KATHMANDU, July 19: Top leaders of the Rastriya Janata Party Nepal (RJPN) on Wednesday urged the government to ensure the required support to endorse the constitution amendment bill before pushing it through the parliament.
The leaders said this after Prime Minister Sher Bahadur Deuba offered to immediately put the constitution amendment bill to a vote without guaranteeing its endorsement.
In a three-party meeting held at the prime minister's residence on Wednesday, Prime Minister Deuba said that the government was ready to take forward the bill. But he gave no clear assurance that the bill would be endorsed by parliament.
“I am sincerely trying to seek required support to pass the bill. But there is still no guarantee that the bill will be endorsed. If RJPN agrees to go to polls irrespective of the bill's progress, I am ready to take the bill to a vote,” a leader present at the meeting quoted Deuba as saying.

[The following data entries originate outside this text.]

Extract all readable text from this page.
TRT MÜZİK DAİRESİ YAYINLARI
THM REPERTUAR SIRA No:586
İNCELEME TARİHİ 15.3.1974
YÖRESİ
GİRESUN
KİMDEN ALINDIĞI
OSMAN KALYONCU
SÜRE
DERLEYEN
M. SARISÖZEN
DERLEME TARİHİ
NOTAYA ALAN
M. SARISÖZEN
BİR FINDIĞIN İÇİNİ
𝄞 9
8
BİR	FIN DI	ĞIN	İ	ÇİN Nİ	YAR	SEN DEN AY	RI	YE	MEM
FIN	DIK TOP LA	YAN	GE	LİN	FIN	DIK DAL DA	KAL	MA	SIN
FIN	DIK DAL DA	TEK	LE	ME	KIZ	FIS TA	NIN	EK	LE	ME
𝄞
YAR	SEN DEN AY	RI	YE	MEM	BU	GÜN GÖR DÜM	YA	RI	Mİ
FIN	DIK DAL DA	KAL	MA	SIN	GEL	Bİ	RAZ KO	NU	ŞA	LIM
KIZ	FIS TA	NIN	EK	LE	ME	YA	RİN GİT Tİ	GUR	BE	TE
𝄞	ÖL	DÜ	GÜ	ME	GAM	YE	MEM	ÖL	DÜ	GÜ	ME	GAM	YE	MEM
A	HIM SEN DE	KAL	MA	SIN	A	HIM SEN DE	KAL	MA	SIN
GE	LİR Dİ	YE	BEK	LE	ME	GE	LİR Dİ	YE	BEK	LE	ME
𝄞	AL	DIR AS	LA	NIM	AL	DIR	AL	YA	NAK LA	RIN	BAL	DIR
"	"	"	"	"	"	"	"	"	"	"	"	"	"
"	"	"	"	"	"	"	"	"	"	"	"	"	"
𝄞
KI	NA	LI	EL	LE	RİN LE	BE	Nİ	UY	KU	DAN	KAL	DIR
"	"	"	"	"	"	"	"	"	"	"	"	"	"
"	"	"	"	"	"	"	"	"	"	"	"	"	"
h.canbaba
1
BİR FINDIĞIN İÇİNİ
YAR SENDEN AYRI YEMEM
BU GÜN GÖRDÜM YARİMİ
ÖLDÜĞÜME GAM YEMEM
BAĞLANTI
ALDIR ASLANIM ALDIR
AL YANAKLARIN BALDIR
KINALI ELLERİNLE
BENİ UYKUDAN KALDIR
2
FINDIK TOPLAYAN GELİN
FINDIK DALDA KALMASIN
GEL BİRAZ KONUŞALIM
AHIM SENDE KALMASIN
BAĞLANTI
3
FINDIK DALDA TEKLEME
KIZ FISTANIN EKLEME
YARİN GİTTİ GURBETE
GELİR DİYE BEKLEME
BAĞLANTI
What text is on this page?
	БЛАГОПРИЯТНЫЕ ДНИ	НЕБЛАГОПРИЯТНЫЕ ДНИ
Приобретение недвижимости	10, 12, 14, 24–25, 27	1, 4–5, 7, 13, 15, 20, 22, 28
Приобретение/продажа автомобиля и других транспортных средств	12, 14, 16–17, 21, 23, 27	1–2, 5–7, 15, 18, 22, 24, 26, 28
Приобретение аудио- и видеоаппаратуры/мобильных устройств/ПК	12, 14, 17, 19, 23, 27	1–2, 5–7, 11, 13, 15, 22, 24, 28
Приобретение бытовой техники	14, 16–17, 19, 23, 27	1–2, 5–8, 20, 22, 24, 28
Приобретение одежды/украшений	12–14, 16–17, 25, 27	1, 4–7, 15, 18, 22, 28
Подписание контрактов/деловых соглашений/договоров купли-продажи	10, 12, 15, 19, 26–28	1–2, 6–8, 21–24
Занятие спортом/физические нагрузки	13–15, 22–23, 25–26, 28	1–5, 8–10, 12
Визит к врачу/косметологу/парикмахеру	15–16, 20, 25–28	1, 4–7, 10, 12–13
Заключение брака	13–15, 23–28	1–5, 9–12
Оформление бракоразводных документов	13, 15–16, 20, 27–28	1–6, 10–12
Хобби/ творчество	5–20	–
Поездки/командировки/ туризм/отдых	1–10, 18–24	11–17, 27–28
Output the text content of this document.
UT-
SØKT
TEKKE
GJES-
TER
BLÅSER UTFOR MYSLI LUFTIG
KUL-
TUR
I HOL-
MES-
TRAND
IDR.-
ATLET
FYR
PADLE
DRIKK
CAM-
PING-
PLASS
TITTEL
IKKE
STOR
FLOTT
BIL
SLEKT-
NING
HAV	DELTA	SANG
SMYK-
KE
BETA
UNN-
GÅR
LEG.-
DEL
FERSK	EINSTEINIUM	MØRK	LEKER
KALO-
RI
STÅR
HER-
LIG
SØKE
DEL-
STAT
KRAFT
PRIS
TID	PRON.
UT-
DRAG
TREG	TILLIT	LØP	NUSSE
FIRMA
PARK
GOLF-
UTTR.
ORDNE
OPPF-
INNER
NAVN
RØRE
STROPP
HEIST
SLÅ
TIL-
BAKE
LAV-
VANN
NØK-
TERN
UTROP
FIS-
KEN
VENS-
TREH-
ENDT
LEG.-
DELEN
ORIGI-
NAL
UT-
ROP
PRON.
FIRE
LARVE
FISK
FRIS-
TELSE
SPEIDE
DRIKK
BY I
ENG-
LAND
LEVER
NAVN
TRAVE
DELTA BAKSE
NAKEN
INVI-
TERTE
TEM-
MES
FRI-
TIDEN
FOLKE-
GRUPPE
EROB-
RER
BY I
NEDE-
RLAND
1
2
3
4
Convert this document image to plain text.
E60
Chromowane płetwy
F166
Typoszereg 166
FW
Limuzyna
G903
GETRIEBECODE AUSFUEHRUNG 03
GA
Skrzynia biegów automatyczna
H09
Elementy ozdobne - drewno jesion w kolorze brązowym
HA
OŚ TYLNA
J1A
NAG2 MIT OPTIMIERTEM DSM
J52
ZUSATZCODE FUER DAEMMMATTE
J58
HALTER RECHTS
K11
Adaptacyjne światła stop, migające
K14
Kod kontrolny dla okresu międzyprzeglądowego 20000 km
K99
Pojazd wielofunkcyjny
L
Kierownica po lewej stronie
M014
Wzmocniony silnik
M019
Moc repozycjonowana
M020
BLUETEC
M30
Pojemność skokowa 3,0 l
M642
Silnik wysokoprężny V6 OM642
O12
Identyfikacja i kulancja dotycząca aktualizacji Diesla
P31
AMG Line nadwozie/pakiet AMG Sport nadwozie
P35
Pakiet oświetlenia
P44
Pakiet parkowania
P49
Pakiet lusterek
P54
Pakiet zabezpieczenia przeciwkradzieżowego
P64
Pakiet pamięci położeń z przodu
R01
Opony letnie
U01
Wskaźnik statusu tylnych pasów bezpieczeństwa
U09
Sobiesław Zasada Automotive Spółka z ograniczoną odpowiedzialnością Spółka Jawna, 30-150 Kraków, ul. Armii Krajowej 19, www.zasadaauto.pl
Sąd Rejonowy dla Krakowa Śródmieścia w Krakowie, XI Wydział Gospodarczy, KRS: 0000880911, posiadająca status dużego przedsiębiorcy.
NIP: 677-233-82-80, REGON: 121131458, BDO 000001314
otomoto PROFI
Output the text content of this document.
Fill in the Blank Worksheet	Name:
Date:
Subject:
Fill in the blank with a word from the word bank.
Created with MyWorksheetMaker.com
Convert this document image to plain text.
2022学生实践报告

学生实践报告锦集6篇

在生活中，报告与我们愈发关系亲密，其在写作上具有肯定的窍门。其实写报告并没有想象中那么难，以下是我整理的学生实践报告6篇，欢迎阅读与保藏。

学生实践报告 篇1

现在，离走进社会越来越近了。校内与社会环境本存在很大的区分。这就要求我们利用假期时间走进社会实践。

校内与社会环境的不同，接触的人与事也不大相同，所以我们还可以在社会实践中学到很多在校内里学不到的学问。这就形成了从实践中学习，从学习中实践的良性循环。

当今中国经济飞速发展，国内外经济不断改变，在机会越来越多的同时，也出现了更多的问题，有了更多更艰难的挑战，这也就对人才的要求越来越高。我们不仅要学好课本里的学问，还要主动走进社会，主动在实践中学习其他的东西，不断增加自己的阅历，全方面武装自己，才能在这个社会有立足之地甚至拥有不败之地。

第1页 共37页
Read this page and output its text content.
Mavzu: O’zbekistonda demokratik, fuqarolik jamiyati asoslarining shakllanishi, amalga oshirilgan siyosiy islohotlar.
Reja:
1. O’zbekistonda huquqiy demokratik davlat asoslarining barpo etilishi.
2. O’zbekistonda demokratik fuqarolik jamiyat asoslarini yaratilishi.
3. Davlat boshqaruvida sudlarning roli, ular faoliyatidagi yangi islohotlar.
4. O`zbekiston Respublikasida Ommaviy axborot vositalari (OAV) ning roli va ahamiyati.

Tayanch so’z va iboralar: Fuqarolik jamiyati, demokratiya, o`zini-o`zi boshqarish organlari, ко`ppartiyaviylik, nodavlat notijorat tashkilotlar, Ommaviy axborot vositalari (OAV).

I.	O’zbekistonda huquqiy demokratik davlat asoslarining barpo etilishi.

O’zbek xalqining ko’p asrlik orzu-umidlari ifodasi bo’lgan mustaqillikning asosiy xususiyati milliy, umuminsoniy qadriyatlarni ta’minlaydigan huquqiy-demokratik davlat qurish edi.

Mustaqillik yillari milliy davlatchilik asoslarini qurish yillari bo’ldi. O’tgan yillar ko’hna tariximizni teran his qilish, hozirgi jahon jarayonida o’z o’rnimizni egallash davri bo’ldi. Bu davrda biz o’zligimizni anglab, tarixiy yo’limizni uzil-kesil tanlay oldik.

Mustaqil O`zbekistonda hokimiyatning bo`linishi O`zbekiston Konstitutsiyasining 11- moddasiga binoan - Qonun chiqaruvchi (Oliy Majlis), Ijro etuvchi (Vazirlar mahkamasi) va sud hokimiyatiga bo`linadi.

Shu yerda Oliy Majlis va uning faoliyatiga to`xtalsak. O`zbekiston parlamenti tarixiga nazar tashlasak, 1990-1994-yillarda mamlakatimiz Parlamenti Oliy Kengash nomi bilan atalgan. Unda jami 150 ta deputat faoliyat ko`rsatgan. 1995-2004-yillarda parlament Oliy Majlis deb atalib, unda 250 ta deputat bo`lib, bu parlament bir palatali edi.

In response, RJPN leaders suggested to the government not to forward the bill without guaranteeing two-thirds support for the bill. RJPN leader Rajendra Mahato said that the bill should be endorsed at any cost.
“It's pointless to put the bill to vote unless there is enough support. The government should guarantee that the bill will be endorsed before tabling it in parliament,” RJPN leader Rajendra Mahato said.
During the meeting, RJPN leaders asked government to fulfill their apolitical demands while making simultaneous efforts to bring smaller parties behind the bill. While many of RJPN's non political demands have been addressed, the government has not yet withdrawn criminal cases against RJPN cadres arrested during the protest.
“We understand that there is not enough support for amendment. But what is stopping the government from withdrawing criminal cases and releasing those arrested during the Madhes movement? This show that the government is not sincere toward our demands,” Mahantha Thakur told NC and CPN (Maoist Center) leaders.
Mahato said that the government has expressed its commitment to address all non-political demands in the next few days. He said the statute should be revised at any cost before going to the polls. The amendment bill, registered in parliament in April, seeks to curtail the rights and jurisdictions of the chief and deputy chief of municipalities and rural municipalities, increase representation of state assemblies in the upper house in proportion of population and make key changes to the provisions relating to citizenship and language.
Despite its willingness to amend the constitution, the government still appears short of some three dozen votes to pass the bill.
NC leader NP Saud on Tuesday said that the government was making every effort to canvass support from the fringe parties.
“If some fringe parties support it, it would not be difficult to pass the bill. But there is no guarantee that all the parties that have promised to support the bill will vote. That's our concern,” said Saud.